1970年の大阪万博、オイルショック…激動した昭和ニッポンの最前線で汗を流した「スーパーゼネコン」の軌跡
「手持ち工事量は一〇〇〇億円をはるかに越えるほど多い」(清水建設1961年)
まず、大成建設の記事にある「超繁忙状態」という言葉が、現場の熱気を端的に表している。「手持ち工事が消化能力の1年分ある」というのは、作っても追いつかない状態だったと想像できる。
同様に、「手持ち工事量は一〇〇〇億円をはるかに越えるほど多い」という清水建設の記述からも、建設ラッシュによって仕事が潤沢にあったことが読み取れる。一方で急激な成長は、「人手不足」というひずみも生んでいた。大林組の記事には以下のように記載されている。
「建築、土木部門とも活況で、ことに建築部門がブーム状態。労務費、資材の値上がりがあるが、業績は相変わらず向上歩調だ」(大林組1961年秋号)
今にも通じるが、建設のブーム状態の裏では労務費、資材の値上がりが課題となっていた。
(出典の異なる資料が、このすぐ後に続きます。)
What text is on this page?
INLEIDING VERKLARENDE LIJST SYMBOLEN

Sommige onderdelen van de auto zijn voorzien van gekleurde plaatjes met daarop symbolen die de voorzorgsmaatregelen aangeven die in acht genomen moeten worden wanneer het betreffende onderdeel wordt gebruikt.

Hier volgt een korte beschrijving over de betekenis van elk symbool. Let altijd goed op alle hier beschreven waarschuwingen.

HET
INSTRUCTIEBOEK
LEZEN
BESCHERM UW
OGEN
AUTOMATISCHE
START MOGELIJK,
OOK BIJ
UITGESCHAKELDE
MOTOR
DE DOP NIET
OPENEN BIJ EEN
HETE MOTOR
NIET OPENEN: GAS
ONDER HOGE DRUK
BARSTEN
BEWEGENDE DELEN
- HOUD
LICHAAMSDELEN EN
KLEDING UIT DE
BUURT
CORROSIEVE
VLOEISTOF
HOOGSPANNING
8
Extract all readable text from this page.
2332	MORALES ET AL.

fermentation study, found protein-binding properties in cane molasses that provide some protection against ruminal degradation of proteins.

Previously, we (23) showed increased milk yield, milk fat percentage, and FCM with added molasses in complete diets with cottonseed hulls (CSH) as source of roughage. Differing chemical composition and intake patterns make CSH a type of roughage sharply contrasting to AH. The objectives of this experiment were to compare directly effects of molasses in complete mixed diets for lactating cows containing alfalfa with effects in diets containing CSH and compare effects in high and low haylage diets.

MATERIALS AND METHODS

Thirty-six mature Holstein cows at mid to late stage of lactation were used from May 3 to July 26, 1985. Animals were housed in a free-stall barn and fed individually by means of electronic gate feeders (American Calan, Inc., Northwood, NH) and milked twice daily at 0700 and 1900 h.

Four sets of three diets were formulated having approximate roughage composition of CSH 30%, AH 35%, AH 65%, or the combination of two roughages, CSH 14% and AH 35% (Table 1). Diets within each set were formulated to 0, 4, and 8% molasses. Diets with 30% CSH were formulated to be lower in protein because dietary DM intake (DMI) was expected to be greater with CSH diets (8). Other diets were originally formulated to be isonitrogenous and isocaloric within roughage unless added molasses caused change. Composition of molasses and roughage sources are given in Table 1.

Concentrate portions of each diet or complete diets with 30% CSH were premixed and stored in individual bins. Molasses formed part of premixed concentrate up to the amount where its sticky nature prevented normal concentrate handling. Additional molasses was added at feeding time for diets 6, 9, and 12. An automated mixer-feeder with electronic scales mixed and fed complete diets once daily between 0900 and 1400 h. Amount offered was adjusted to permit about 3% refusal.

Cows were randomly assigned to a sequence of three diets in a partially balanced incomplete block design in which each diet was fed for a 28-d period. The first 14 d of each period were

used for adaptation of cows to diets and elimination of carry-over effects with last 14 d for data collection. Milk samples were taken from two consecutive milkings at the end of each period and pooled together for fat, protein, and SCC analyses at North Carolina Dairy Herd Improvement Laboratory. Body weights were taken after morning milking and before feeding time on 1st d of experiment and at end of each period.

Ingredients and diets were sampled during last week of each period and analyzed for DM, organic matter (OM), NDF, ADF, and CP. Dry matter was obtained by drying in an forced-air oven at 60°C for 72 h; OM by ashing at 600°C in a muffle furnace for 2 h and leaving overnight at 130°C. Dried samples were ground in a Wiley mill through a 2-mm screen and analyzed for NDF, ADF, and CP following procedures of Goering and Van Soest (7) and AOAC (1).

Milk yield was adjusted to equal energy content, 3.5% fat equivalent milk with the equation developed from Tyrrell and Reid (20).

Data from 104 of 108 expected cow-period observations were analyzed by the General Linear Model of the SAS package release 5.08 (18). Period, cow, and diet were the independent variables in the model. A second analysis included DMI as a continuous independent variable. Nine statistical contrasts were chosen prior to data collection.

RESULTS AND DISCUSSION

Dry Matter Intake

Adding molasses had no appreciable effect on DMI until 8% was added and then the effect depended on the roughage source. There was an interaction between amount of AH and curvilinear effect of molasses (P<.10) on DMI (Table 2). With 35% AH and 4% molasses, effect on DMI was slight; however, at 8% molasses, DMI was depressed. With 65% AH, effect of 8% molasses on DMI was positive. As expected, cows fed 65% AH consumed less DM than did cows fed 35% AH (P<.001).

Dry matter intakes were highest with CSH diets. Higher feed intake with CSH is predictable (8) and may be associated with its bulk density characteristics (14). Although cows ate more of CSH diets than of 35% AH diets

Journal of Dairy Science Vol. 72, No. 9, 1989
それでも経済の拡大が続く状況にあって、業績は好調だった。
1960年代後半:1回目の大阪万博で特需に沸く
1968年に、日本が世界第2位の経済大国となった。今度は、アジア初の万博を大阪で開催するため、特需が建設業界に発生した。関西を地盤とする大林組の記事には、特需について記されている。
「今三月期は万国博関連工事約七〇億円もあり、完工高一二〇〇億円、純益三三億円程度の見込みだ」(大林組1969年秋号)
パビリオン建設や会場整備などの特需が、ゼネコンの収益を大きく押し上げたことが読み取れる。今年の大阪万博も、開催期間の後半にかけて来場者が増加し、ミャクミャクブームが話題になったが、この比ではないほど日本中で活況ぶりを感じていただろう。